Use the video as a visual reference for the end result, not as a required installation sequence. For the exact order of actions, it is better to rely on the documentation for QuickStart, Helix Ultimate, and Gazette.
Questions Worth Settling Before You Launch Gazette
Can QuickStart Be Installed on an Existing Site?
No. QuickStart installs as a full new Joomla system with demo data. For an existing site, use the Template Pack and configure pages, modules, and positions manually.
Why Are There No Photos Like in the Demo After Installation?
Demo photos are usually not included in the package because of licensing restrictions. This is not an installation error. Prepare your own images, replace the placeholders, and test the cards at different screen widths.
Is SP Page Builder Pro Required to Work with the Homepage?
Gazette documentation states that the demo homepage was created in SP Page Builder Pro, and QuickStart includes that tool as part of the demo site. If you are installing only the Template Pack, verify that you have the required page builder and access to updates.
Can Unused Modules Be Disabled?
Yes. The documentation for the included extensions explicitly says that unnecessary modules can be unpublished. Do it deliberately: disable the block, clear the cache, and then check the homepage, an inner page, and the mobile view.
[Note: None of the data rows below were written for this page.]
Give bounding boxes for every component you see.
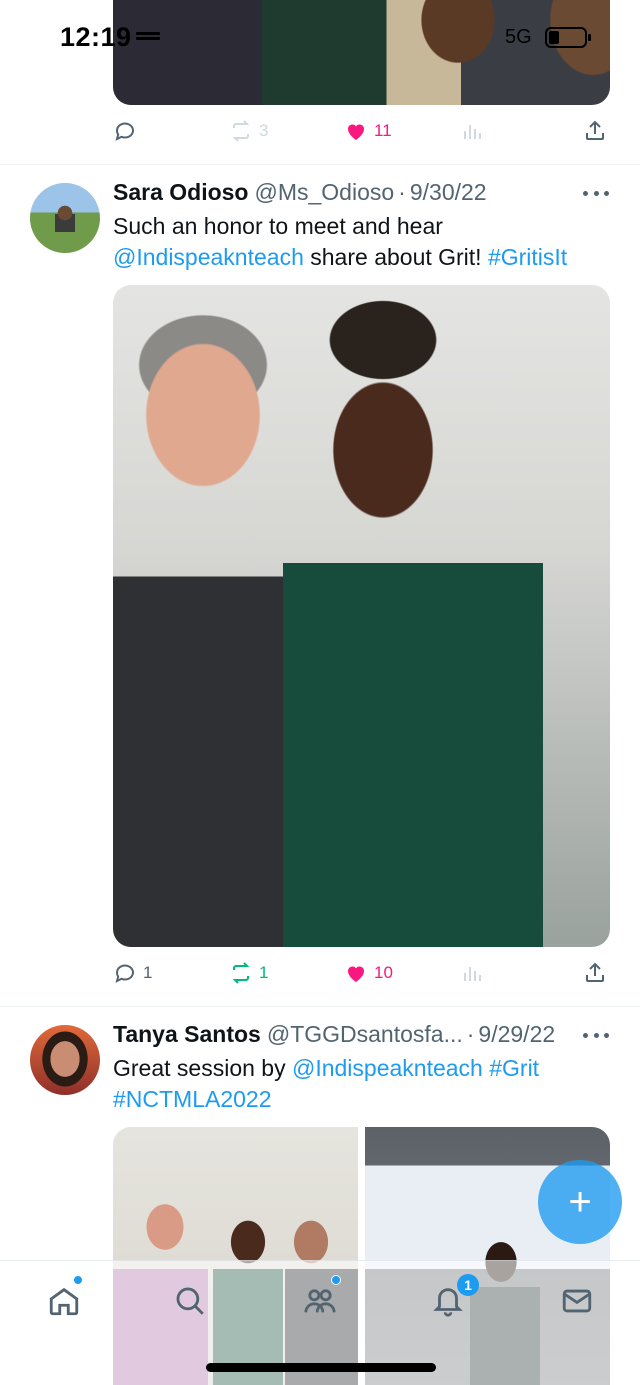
handle[interactable]: @TGGDsantosfa... [267, 1021, 463, 1048]
tweet-text: Such an honor to meet and hear @Indispea… [113, 213, 568, 270]
like-button[interactable]: 10 [344, 958, 393, 988]
share-icon [586, 962, 604, 982]
tweet-text: Great session by @Indispeaknteach #Grit #… [113, 1055, 540, 1112]
handle[interactable]: @Ms_Odioso [254, 179, 394, 206]
reply-icon [115, 964, 134, 983]
retweet-count: 1 [259, 963, 269, 982]
nav-messages[interactable] [557, 1281, 597, 1321]
display-name[interactable]: Tanya Santos [113, 1021, 261, 1048]
retweet-count: 3 [259, 121, 269, 140]
retweet-button[interactable]: 3 [229, 116, 268, 146]
mention-link[interactable]: @Indispeaknteach [113, 244, 304, 270]
reply-icon [115, 122, 134, 141]
avatar[interactable] [30, 1025, 100, 1095]
divider [0, 1006, 640, 1007]
heart-icon [348, 124, 364, 140]
home-icon [49, 1287, 79, 1316]
tweet-date[interactable]: 9/29/22 [478, 1021, 555, 1048]
messages-icon [562, 1289, 592, 1313]
tweet-header: Tanya Santos @TGGDsantosfa... · 9/29/22 [113, 1021, 555, 1051]
communities-unread-dot [331, 1275, 341, 1285]
notifications-badge: 1 [457, 1274, 479, 1296]
reply-button[interactable]: 1 [113, 958, 152, 988]
separator: · [398, 179, 406, 205]
divider [0, 164, 640, 165]
tweet-photo[interactable] [113, 0, 610, 105]
heart-icon [348, 966, 364, 982]
analytics-icon [464, 967, 481, 981]
search-icon [176, 1287, 204, 1315]
reply-count: 1 [143, 963, 153, 982]
avatar[interactable] [30, 183, 100, 253]
hashtag-link[interactable]: #GritisIt [488, 244, 567, 270]
share-button[interactable] [583, 116, 607, 146]
views-button[interactable] [460, 116, 484, 146]
more-options-icon[interactable] [583, 188, 609, 198]
communities-icon [304, 1289, 336, 1313]
tweet-actions: 3 11 [113, 116, 613, 146]
home-unread-dot [73, 1275, 83, 1285]
tweet-date[interactable]: 9/30/22 [410, 179, 487, 206]
mention-link[interactable]: @Indispeaknteach [292, 1055, 483, 1081]
tweet-header: Sara Odioso @Ms_Odioso · 9/30/22 [113, 179, 487, 209]
tweet-photo[interactable] [113, 285, 610, 947]
nav-communities[interactable] [300, 1281, 340, 1321]
retweet-button[interactable]: 1 [229, 958, 268, 988]
nav-home[interactable] [44, 1281, 84, 1321]
more-options-icon[interactable] [583, 1030, 609, 1040]
retweet-icon [232, 962, 250, 984]
compose-tweet-button[interactable]: + [538, 1160, 622, 1244]
tweet-actions: 1 1 10 [113, 958, 613, 988]
retweet-icon [232, 120, 250, 142]
analytics-icon [464, 125, 481, 139]
share-icon [586, 120, 604, 140]
separator: · [466, 1021, 475, 1047]
like-button[interactable]: 11 [344, 116, 392, 146]
plus-icon: + [568, 1180, 592, 1224]
hashtag-link[interactable]: #NCTMLA2022 [113, 1086, 272, 1112]
like-count: 10 [374, 963, 393, 982]
nav-search[interactable] [170, 1281, 210, 1321]
hashtag-link[interactable]: #Grit [489, 1055, 539, 1081]
share-button[interactable] [583, 958, 607, 988]
views-button[interactable] [460, 958, 484, 988]
display-name[interactable]: Sara Odioso [113, 179, 248, 206]
home-indicator [206, 1363, 436, 1372]
like-count: 11 [374, 121, 392, 140]
reply-button[interactable] [113, 116, 143, 146]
Where Is the Safest Place to Add CSS?
Use Custom CSS in Template Options or a separate custom.css file, as recommended by Helix Ultimate documentation. Do not edit the template's core files, because those changes are easy to lose during updates.
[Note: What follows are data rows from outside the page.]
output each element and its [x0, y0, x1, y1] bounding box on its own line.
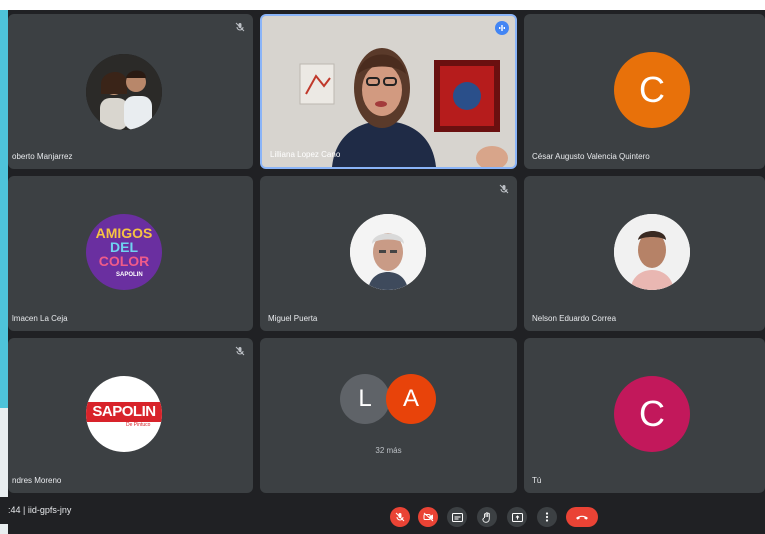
more-participants-tile[interactable]: L A 32 más — [260, 338, 517, 493]
participant-name: Nelson Eduardo Correa — [532, 314, 617, 323]
speaking-indicator-icon — [495, 21, 509, 35]
avatar-letter: L — [340, 374, 390, 424]
present-icon — [511, 512, 523, 522]
meeting-code: :44 | iid-gpfs-jny — [8, 505, 72, 515]
raise-hand-icon — [482, 511, 490, 523]
raise-hand-button[interactable] — [477, 507, 497, 527]
participant-tile-self[interactable]: C Tú — [524, 338, 765, 493]
more-options-button[interactable] — [537, 507, 557, 527]
mic-off-icon — [395, 512, 405, 522]
avatar-letter: C — [614, 376, 690, 452]
captions-button[interactable] — [447, 507, 467, 527]
mic-off-icon — [499, 184, 509, 194]
avatar — [614, 214, 690, 290]
camera-off-icon — [423, 512, 433, 522]
amigos-del-color-logo: AMIGOS DEL COLOR SAPOLIN — [86, 214, 162, 290]
logo-brand: SAPOLIN — [116, 272, 143, 278]
mic-off-button[interactable] — [390, 507, 410, 527]
more-participants-label: 32 más — [375, 446, 402, 455]
hang-up-icon — [576, 515, 588, 520]
mic-off-icon — [235, 22, 245, 32]
participant-name: lmacen La Ceja — [12, 314, 68, 323]
video-feed — [262, 16, 515, 167]
participant-tile[interactable]: oberto Manjarrez — [8, 14, 253, 169]
hang-up-button[interactable] — [566, 507, 598, 527]
mic-off-icon — [235, 346, 245, 356]
captions-icon — [451, 512, 463, 522]
top-frame-strip — [0, 0, 765, 10]
sapolin-logo: SAPOLIN De Pintuco — [86, 376, 162, 452]
logo-sub: De Pintuco — [126, 422, 151, 428]
participant-name: oberto Manjarrez — [12, 152, 73, 161]
participant-name: Miguel Puerta — [268, 314, 318, 323]
participant-name: Tú — [532, 476, 542, 485]
meeting-controls-bar: :44 | iid-gpfs-jny — [0, 497, 765, 524]
avatar — [86, 54, 162, 130]
participant-name: ndres Moreno — [12, 476, 62, 485]
logo-text: SAPOLIN — [92, 403, 156, 420]
logo-line: AMIGOS — [95, 225, 153, 241]
logo-line: COLOR — [98, 253, 150, 269]
present-button[interactable] — [507, 507, 527, 527]
participant-tile[interactable]: AMIGOS DEL COLOR SAPOLIN lmacen La Ceja — [8, 176, 253, 331]
avatar — [350, 214, 426, 290]
avatar-letter: A — [386, 374, 436, 424]
participant-tile[interactable]: Nelson Eduardo Correa — [524, 176, 765, 331]
participant-tile[interactable]: C César Augusto Valencia Quintero — [524, 14, 765, 169]
logo-line: DEL — [110, 239, 138, 255]
more-icon — [545, 512, 549, 522]
participant-name: César Augusto Valencia Quintero — [532, 152, 650, 161]
participant-tile[interactable]: SAPOLIN De Pintuco ndres Moreno — [8, 338, 253, 493]
participant-tile[interactable]: Miguel Puerta — [260, 176, 517, 331]
left-frame-strip — [0, 10, 8, 534]
avatar-letter: C — [614, 52, 690, 128]
participant-name: Lilliana Lopez Cano — [270, 150, 341, 159]
camera-off-button[interactable] — [418, 507, 438, 527]
participant-tile-active-speaker[interactable]: Lilliana Lopez Cano — [260, 14, 517, 169]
Is Gazette Suitable for a Multilingual Site?
The official page states translation and RTL readiness, and the list of included extensions includes Language Switcher. In practice, you still need to check menus, modules, categories, author pages, and ad positions separately for each language.
Should You Keep All the Demo Blocks?
No. The demo shows capabilities, not a required structure. Keep only the blocks that help your audience: categories, urgent news, authors, newsletter, advertising, galleries, weather, or polls when they match the project's purpose.
When JoomShaper Gazette Is the Right Choice
Gazette is worth using if you want to quickly build the foundation of a Joomla news or magazine site and are prepared to configure the editorial structure: categories, articles, authors, menus, modules, newsletter, advertising, and mobile review. The template's strong side is its ready-made collection of media-oriented blocks built around SP Page Builder, Helix Ultimate, and Joomla modules. Its weak point is typical for this kind of solution: without careful setup, the site can easily remain a demo with a replaced logo.
Before launch, follow a minimum path: test QuickStart, map your categories, replace demo images, configure the homepage, check modules, authors, newsletter, advertising, speed, and responsiveness. If the structure fits the project after that, you can download the JoomShaper Gazette archive and continue testing on your own site copy.
Do not try to solve everything with a single template style. For an editorial project, a clear content workflow matters more: what goes into the hero area, who updates urgent messages, how author profiles are handled, where advertising is shown, and how the user finds the right category. Once those rules are in place, JoomShaper Gazette stops being just a design and becomes a working foundation for a news site.